Get.Game.Object.() which returns a list (called "game.object") which should have the following list elements:

  • name - A String indicating the Name of the played game.
  • supports - A Vector of strings with optional features (if applicable) ** memory.self.play - One can extend the initialised memory of an algorithm with other strategies. In this case the memory.self.play has to be defined.
  • game.par - A function which recieves a game.object and returns a list with two elements -> input.nodes - Number of input informations after encoding the game state - in case of a Neural Network the Number of Perceptor Neurons -> output.nodes - Number of possible actions in this game.
  • state.transition - A function which receives the game.state, the action of the "player" and the game.object and returns a new game.state
  • start.state - A function which receives a game.object and returns the first game.state.
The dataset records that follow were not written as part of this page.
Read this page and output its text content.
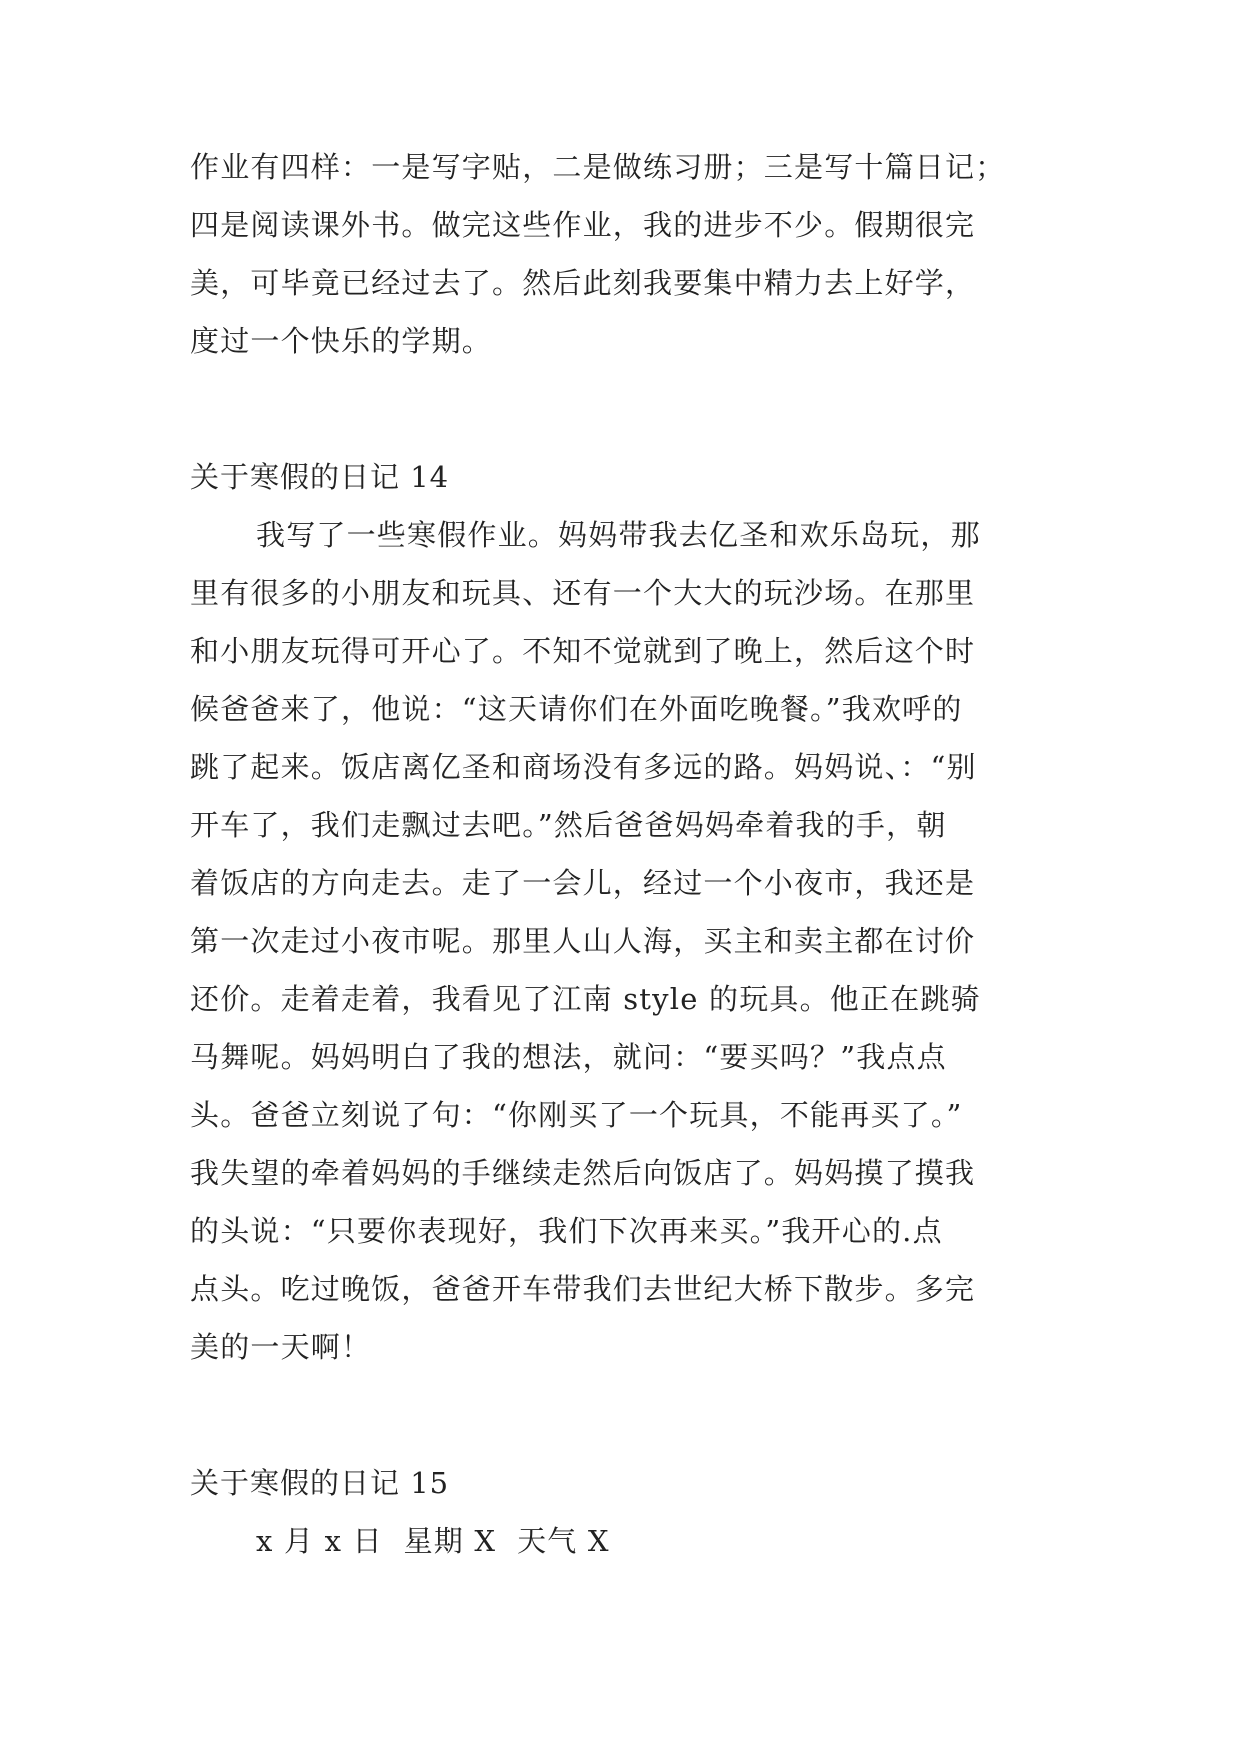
作业有四样：一是写字贴，二是做练习册；三是写十篇日记；
四是阅读课外书。做完这些作业，我的进步不少。假期很完
美，可毕竟已经过去了。然后此刻我要集中精力去上好学，
度过一个快乐的学期。
关于寒假的日记 14
我写了一些寒假作业。妈妈带我去亿圣和欢乐岛玩，那
里有很多的小朋友和玩具、还有一个大大的玩沙场。在那里
和小朋友玩得可开心了。不知不觉就到了晚上，然后这个时
候爸爸来了，他说：“这天请你们在外面吃晚餐。”我欢呼的
跳了起来。饭店离亿圣和商场没有多远的路。妈妈说、：“别
开车了，我们走飘过去吧。”然后爸爸妈妈牵着我的手，朝
着饭店的方向走去。走了一会儿，经过一个小夜市，我还是
第一次走过小夜市呢。那里人山人海，买主和卖主都在讨价
还价。走着走着，我看见了江南 style 的玩具。他正在跳骑
马舞呢。妈妈明白了我的想法，就问：“要买吗？”我点点
头。爸爸立刻说了句：“你刚买了一个玩具，不能再买了。”
我失望的牵着妈妈的手继续走然后向饭店了。妈妈摸了摸我
的头说：“只要你表现好，我们下次再来买。”我开心的.点
点头。吃过晚饭，爸爸开车带我们去世纪大桥下散步。多完
美的一天啊！
关于寒假的日记 15
x 月 x 日  星期 X  天气 X
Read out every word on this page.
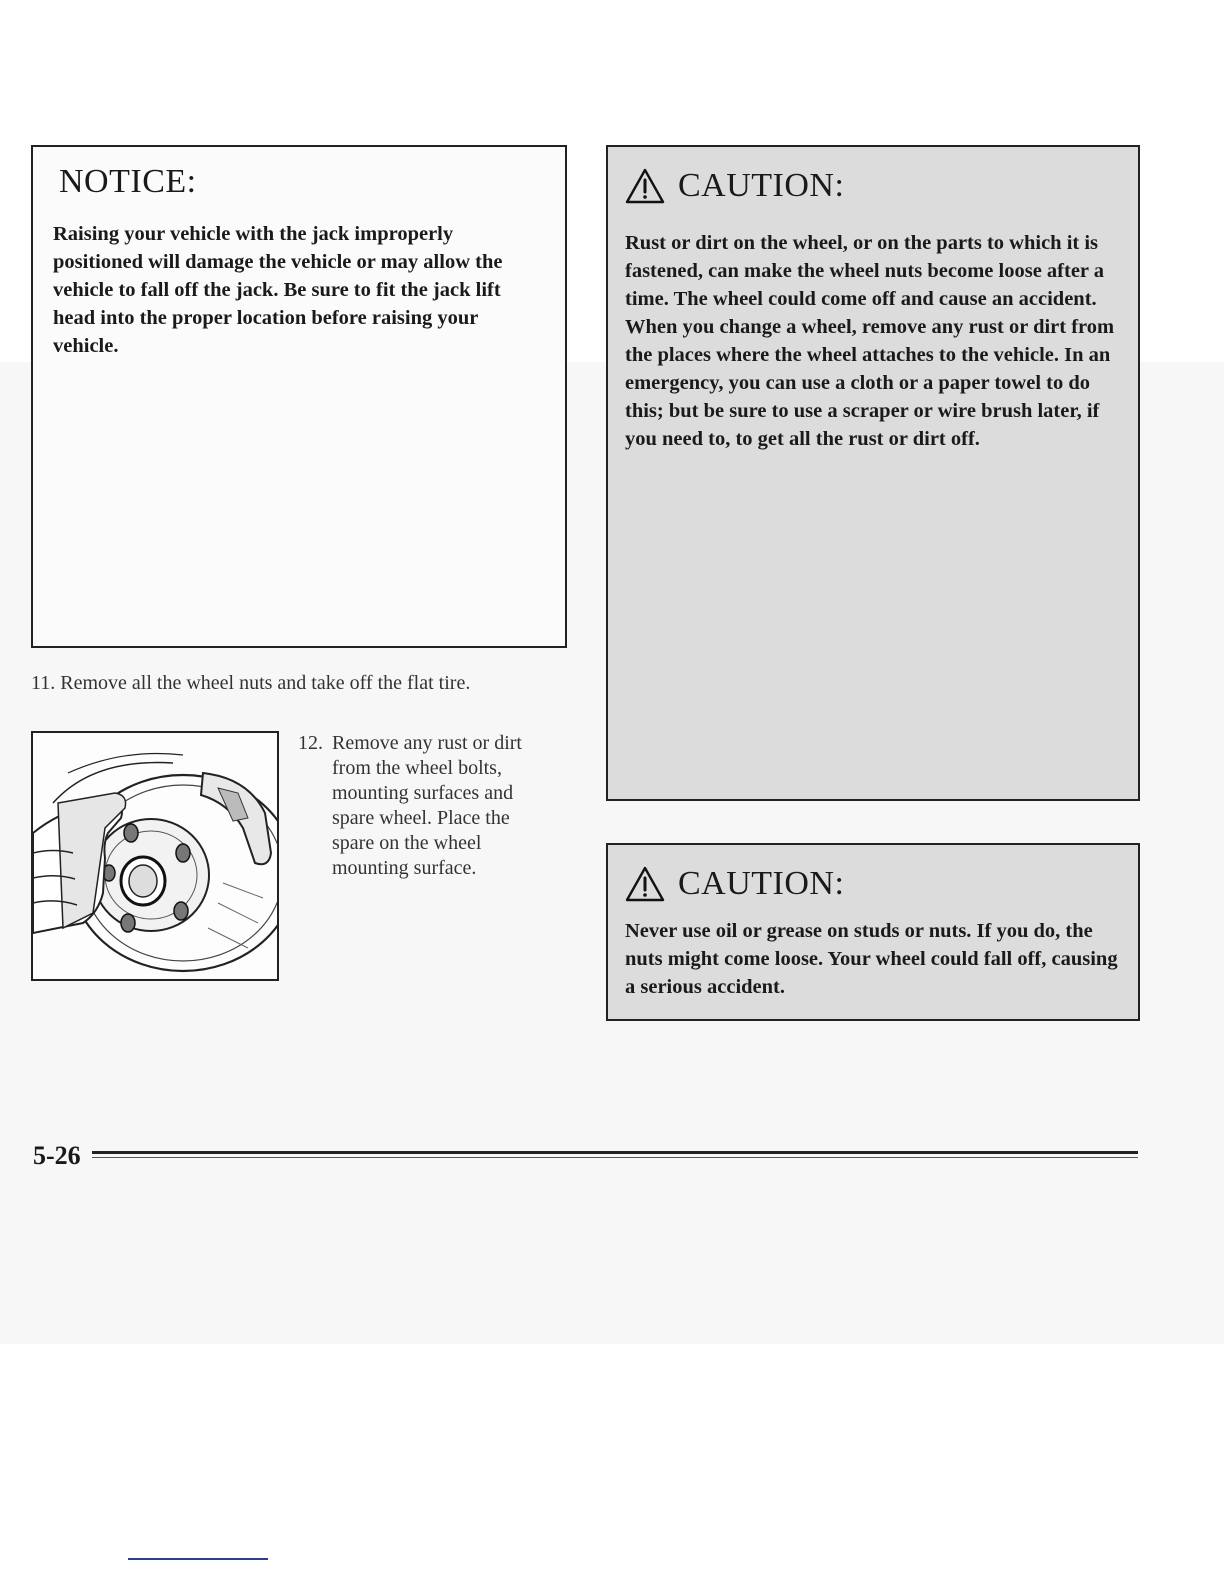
NOTICE:

Raising your vehicle with the jack improperly positioned will damage the vehicle or may allow the vehicle to fall off the jack. Be sure to fit the jack lift head into the proper location before raising your vehicle.

11. Remove all the wheel nuts and take off the flat tire.

12. Remove any rust or dirt from the wheel bolts, mounting surfaces and spare wheel. Place the spare on the wheel mounting surface.

CAUTION:

Rust or dirt on the wheel, or on the parts to which it is fastened, can make the wheel nuts become loose after a time. The wheel could come off and cause an accident. When you change a wheel, remove any rust or dirt from the places where the wheel attaches to the vehicle. In an emergency, you can use a cloth or a paper towel to do this; but be sure to use a scraper or wire brush later, if you need to, to get all the rust or dirt off.

CAUTION:

Never use oil or grease on studs or nuts. If you do, the nuts might come loose. Your wheel could fall off, causing a serious accident.

5-26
The game.states cane have any structure as no algorithm should operate on game.states.
  • state.2.array - A function which receives a game.state and a game.object and returns a vector specified by an internal encoding function with all information necessary for the learning algorithm.

The following elements are optional and may not be supported by all games:

  • memory.self.play - A function which generates memories - based on the encoding - given that strategies play against themselves.

Other list elements may be used by the game functions itself. The following items are recommended:

  • game.pars - a list with parameters which are necessary e.g. to determine the course of the game or the start state of the game
  • encoding.state - a string or function specifing how the game state should be transformed to an input vector of the learning algorithm.
  • encoding.action - a string or function specifing how the chosen action of the learning algorithm matches with the actual game action

Note that structurally a game.object should never have information regarding any game.states.